To further refine the property tax system to account for Federal Reserve monetary inflation, we should implement an “increased mortgage interest tax,” which would be payable by the owner of the mortgage debt and which would be enforced by requiring that the “increased mortgage interest tax” be paid as mortgage payments are received and prior to any foreclosure action or other transfer of the mortgage or the property. This tax would be based on the part of the mortgage that is higher than the appraised value of the property before the the mortgage debt was incurred.
Incentives for Government
The present property tax assessment system tends to inflate values at the beginning of the inflation process, since recent sales will be for a higher price, especially during a credit induced real estate bubble. This system also leads to higher tax revenues for government, which creates an incentive for state and local governments to promote real estate bubbles and maintain high property prices—favoring price rises and opposing price decreases. This also means that local governments are aligned with the banking cartel and property developers and against the local citizenry. This alignment is counter-productive because it results in an economy in which property ownership is unaffordable for the middle class and in which money is increasingly transferred out of the local economy to Wall Street banks and corporations.
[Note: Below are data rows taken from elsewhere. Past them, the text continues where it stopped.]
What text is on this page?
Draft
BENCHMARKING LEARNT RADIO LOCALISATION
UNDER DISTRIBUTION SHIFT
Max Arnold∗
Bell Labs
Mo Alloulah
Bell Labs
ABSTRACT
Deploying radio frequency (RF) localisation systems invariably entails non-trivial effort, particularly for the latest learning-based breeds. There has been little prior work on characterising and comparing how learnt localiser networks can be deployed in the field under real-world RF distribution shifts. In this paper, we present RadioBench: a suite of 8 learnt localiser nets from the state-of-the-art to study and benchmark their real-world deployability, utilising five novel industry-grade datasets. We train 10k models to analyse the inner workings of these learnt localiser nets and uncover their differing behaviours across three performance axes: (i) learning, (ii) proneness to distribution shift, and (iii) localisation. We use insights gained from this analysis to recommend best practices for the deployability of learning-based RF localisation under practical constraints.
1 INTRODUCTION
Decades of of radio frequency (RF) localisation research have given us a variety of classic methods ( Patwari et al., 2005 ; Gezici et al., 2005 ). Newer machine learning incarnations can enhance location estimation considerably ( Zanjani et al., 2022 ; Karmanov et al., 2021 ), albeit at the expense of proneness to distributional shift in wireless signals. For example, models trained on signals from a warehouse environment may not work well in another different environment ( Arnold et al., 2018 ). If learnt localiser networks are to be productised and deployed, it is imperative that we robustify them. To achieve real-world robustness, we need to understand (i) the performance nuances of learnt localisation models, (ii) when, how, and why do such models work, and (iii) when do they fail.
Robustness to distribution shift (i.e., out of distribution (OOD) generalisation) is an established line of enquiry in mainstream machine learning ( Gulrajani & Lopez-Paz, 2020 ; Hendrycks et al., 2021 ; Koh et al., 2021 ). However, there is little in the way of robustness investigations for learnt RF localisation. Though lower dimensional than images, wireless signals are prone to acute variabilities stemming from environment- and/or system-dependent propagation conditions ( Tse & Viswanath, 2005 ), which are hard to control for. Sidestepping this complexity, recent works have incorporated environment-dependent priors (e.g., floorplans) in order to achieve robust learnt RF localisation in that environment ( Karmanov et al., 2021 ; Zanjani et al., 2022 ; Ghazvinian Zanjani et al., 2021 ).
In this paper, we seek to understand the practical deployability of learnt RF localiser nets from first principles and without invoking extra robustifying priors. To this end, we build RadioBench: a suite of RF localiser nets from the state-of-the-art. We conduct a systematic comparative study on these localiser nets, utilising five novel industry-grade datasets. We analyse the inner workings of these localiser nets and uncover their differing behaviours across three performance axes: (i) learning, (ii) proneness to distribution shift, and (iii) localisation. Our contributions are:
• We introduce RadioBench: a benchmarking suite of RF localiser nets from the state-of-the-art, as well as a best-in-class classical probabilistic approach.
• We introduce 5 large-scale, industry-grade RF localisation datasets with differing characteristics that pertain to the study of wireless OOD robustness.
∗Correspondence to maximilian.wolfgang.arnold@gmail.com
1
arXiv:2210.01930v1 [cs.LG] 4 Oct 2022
The rental value of property is directly related to the local income level. Under my proposal to base property tax assessments on local rental value and income levels, the incentive for the government will be to seek to increase household incomes. This will incentivize local and state government to focus on ways to promote better paying jobs and more successful small business. The incentive will be to promote household incomes because rental payments are dependent on local income levels and are not financed by the banking cartel. In addition, cities will become more focused on making urban spaces more appealing, livable, and more accommodating to residents while rural areas will seek to increase jobs and business opportunities.
Benefits to the Public
While no one likes paying taxes, we must realize that Texas is our state and we have to pay for it. The American reformer, Henry George, proposed that all taxation be based upon land rent value. It is quite possible for local and state government to provide valuable services to the public that are worth the tax bill. Local and state government spending that is wisely allocated circulates money in ways that are beneficial to the public and helps the economy. It is said that taxes are one of the inevitabilities. The issues are whether property taxes are fair and reasonable and whether the public is receiving good value for property tax payments. To accomplish the goal of government providing good value to the public, we must create the incentive system that will produce that result. By relating property tax assessments directly to the economic situation of the local population, local and state governments will have a direct incentive to help improve living standards and economic well being and to place the public welfare as the highest priority.